Folha de S. Paulo


Belo, requintado e do cantar: conheça o tenor galã tido como 'novo Pavarotti'

RESUMO Em cartaz nos cinemas com "Variações de Casanova", em que faz uma ponta, o alemão Jonas Kaufmann se firmou como o grande tenor de sua geração graças à capacidade de atuar e à beleza física. Com uma agenda de compromissos que se estende até 2021, ele desponta como herdeiro de Enrico Caruso e Luciano Pavarotti.

O cantor alemão Jonas Kaufmann, 47, é tido por especialistas como o tenor mais completo da atualidade. Em dezenas de gravações (19 álbuns desde 2006, num repertório que vai de Schubert a "Carmen", de Bizet), recitais e sobretudo na ópera, destaca-se por um traço raro em cantores líricos: equilibra música e representação.

Quando está em ação, ele a um só tempo entoa uma melodia, torna compreensíveis os versos de uma ária e se movimenta com talento de ator. Assim, tem ajudado a arte lírica a manter a reputação.

Segundo o tenor, a propensão do drama musical ao exagero e ao artificialismo aumenta o risco de inverossimilhança. "Ser convincente no palco é um dos maiores desafios na ópera", diz à Folha.

Nesse sentido, a ópera é muito diferente do cinema, afirma o cantor, que atua no filme "Variações de Casanova", em cartaz no circuito brasileiro.

"O elenco de um filme tem que seguir os padrões físicos dos personagens, [sua compleição] tem que ser realista. Já na ópera, você não espera ver uma garota de 15 anos interpretando [Madama] Butterfly ou uma de 17 como Salomé. Se o cantor é crível em todos os aspectos, esquecem-se os detalhes.
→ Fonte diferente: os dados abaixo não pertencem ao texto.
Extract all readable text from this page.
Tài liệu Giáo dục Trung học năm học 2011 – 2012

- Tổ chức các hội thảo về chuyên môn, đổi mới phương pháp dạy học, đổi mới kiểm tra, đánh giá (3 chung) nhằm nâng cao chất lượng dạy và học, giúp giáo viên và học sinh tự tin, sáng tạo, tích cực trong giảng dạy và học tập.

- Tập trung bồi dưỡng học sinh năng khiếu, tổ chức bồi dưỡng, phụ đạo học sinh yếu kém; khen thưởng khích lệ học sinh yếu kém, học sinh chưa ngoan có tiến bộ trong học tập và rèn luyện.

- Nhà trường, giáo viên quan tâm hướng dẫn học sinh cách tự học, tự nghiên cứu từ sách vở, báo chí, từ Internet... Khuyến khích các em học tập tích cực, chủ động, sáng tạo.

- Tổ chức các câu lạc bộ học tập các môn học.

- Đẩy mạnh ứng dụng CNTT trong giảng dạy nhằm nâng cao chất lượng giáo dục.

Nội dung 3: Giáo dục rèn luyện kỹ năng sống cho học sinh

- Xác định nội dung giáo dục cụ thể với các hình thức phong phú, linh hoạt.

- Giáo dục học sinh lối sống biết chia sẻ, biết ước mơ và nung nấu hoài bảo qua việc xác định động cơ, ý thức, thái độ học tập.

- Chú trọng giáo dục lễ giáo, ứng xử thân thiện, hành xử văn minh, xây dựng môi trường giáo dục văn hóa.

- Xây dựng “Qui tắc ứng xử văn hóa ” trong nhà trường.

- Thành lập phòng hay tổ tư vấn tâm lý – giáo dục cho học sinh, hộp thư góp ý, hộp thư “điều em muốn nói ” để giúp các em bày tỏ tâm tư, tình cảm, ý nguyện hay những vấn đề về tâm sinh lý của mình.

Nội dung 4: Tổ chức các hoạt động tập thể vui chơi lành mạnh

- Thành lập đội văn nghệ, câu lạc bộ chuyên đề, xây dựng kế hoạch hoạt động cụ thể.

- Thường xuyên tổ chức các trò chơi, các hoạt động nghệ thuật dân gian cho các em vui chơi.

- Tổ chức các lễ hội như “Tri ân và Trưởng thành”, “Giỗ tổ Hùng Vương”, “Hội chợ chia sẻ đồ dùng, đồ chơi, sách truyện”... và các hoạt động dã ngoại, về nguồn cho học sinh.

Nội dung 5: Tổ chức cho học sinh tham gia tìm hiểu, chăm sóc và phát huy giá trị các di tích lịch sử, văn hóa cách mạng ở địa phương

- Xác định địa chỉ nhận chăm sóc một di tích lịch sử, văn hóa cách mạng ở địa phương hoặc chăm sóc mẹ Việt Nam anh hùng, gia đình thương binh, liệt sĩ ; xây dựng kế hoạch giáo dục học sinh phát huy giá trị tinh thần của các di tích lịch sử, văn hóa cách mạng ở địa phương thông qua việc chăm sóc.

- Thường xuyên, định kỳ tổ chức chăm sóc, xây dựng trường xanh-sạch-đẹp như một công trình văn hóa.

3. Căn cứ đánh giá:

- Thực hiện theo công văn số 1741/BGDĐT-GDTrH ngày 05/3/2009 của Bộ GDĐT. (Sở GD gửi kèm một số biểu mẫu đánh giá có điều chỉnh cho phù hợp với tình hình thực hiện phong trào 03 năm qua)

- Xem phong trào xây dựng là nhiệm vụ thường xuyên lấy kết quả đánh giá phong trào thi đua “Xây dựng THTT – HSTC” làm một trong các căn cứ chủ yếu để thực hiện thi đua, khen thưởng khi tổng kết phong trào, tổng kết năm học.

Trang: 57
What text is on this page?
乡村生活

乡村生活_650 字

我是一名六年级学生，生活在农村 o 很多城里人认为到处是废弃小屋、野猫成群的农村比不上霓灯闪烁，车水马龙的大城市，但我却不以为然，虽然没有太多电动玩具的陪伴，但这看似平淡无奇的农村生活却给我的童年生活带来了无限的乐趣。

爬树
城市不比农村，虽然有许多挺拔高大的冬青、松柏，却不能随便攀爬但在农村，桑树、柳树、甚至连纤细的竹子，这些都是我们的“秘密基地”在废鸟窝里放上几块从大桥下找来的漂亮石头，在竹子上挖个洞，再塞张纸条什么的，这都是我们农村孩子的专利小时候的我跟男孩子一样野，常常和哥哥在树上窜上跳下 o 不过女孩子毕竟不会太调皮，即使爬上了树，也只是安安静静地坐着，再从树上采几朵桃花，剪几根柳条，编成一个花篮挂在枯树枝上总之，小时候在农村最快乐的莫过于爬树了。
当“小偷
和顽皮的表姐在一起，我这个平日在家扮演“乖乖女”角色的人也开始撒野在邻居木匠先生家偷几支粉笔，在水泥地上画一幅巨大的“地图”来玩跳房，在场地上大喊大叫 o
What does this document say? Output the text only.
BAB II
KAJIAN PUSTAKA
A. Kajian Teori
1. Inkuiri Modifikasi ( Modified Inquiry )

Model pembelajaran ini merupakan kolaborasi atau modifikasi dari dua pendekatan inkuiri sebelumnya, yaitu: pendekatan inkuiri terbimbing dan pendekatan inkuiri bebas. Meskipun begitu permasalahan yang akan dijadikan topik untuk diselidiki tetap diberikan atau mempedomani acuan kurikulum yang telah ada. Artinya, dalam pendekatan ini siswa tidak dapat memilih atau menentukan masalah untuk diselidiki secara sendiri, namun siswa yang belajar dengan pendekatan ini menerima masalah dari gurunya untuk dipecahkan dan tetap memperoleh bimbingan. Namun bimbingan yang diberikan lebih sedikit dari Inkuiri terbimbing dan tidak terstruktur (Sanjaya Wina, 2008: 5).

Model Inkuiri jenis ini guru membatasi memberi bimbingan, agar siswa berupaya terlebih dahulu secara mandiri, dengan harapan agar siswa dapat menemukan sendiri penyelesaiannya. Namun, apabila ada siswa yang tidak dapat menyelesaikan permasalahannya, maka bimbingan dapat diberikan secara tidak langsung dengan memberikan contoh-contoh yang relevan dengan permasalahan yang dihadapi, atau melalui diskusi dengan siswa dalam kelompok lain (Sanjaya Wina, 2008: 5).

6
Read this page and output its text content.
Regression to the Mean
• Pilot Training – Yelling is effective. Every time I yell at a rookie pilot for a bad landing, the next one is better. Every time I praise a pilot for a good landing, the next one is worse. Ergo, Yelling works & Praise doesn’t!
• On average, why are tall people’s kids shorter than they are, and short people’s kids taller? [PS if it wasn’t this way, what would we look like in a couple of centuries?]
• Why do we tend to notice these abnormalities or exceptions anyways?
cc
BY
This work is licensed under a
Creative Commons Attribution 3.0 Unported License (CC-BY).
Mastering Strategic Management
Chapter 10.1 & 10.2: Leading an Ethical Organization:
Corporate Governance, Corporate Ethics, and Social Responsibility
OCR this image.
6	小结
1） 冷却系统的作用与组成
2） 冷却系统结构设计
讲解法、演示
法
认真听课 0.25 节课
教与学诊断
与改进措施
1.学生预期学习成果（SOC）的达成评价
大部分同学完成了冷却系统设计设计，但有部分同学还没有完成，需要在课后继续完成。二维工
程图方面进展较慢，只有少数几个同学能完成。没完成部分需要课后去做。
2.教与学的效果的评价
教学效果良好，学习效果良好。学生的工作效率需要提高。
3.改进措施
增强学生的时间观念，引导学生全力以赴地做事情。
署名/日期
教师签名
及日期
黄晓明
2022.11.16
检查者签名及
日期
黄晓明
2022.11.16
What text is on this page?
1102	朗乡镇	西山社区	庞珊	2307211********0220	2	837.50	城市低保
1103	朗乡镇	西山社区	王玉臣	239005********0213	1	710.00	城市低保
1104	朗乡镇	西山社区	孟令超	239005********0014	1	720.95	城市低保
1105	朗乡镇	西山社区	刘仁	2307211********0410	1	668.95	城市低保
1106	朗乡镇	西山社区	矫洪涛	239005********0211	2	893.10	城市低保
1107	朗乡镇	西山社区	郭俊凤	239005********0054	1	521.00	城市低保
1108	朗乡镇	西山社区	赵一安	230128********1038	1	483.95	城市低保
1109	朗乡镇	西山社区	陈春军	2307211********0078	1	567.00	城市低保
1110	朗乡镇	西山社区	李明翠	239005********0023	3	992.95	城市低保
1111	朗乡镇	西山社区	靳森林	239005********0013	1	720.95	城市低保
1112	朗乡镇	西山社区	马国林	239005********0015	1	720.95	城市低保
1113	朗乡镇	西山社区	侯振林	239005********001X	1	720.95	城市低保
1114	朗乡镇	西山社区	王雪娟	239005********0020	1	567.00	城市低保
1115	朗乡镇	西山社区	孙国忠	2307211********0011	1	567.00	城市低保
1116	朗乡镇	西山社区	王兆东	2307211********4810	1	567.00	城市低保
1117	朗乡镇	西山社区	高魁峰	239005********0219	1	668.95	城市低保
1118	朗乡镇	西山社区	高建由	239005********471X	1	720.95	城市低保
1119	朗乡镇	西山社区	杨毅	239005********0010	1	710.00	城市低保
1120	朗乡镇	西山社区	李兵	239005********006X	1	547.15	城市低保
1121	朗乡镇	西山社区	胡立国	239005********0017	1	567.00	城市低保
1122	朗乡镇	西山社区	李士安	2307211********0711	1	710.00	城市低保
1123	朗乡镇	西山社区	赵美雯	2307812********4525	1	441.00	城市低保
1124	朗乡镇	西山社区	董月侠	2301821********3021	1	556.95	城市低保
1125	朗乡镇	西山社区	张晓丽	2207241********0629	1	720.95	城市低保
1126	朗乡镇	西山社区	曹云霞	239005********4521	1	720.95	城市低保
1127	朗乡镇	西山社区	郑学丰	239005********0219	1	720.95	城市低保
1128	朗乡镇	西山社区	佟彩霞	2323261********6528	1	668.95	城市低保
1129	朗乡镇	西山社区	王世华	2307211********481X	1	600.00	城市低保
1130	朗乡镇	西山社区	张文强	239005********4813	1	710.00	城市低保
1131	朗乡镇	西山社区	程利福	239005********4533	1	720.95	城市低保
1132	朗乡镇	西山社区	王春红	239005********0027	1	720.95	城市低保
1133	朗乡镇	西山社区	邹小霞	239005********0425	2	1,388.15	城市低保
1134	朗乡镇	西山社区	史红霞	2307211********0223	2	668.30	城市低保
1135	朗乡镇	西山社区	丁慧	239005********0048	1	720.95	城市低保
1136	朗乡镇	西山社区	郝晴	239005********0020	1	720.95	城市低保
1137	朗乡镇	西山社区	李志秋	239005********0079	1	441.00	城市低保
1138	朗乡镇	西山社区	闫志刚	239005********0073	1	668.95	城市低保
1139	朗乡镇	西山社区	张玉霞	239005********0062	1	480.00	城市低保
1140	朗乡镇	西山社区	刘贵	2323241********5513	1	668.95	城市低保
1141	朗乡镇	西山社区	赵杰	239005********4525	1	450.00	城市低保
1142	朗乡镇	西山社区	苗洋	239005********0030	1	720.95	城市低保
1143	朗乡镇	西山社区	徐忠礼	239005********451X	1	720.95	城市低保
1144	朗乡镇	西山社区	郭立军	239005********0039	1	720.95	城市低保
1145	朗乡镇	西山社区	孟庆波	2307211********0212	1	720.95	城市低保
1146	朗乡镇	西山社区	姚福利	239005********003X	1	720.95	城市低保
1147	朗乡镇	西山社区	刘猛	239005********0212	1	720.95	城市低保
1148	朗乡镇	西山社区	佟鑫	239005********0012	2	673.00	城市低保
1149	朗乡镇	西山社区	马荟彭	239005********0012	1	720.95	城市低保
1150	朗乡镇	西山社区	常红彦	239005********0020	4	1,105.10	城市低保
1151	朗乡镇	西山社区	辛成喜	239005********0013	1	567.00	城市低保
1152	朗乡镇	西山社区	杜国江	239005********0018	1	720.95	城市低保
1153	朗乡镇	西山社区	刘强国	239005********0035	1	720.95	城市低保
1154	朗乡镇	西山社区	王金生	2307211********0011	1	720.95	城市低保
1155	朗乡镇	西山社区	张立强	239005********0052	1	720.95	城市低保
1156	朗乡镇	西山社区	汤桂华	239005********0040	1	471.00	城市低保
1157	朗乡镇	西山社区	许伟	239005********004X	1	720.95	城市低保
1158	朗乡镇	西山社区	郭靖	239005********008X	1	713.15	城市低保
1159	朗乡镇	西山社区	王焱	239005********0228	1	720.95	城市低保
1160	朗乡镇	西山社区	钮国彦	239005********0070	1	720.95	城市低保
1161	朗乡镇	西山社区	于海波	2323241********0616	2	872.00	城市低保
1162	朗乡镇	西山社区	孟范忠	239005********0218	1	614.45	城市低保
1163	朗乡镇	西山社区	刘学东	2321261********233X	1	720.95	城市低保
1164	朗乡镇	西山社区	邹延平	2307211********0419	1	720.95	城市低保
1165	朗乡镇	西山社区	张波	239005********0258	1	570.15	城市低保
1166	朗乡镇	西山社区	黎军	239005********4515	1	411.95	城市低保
Não importa [a atriz que interpreta] Butterfly ter quase 40 anos ou se [a que representa] Salomé é muito gorda para o papel", afirma Kaufmann.

Há também uma distinção clara entre os teatros lírico e dramático, na opinião do intérprete: a margem de manobra para a composição de tipos cênicos, a liberdade que cada cantor tem para criar seu personagem. "É difícil inovar em uma obra [a ópera] inteiramente concebida pelo compositor e pelo libretista. Trata-se de um espaço minúsculo, mas é nele que o ator lírico deve se impor."

Prestemos atenção na expressão que ele adota, "ator lírico". Foi como tal –dosando ária e área, som e matéria, exibição vocal e atuação em um espaço físico restrito– que Kaufmann se tornou famoso nos mais prestigiosos palcos de ópera do mundo: Festspielhaus (Salzburgo e Bayreuth), Covent Garden (Londres), La Scala (Milão) e Metropolitan (Nova York).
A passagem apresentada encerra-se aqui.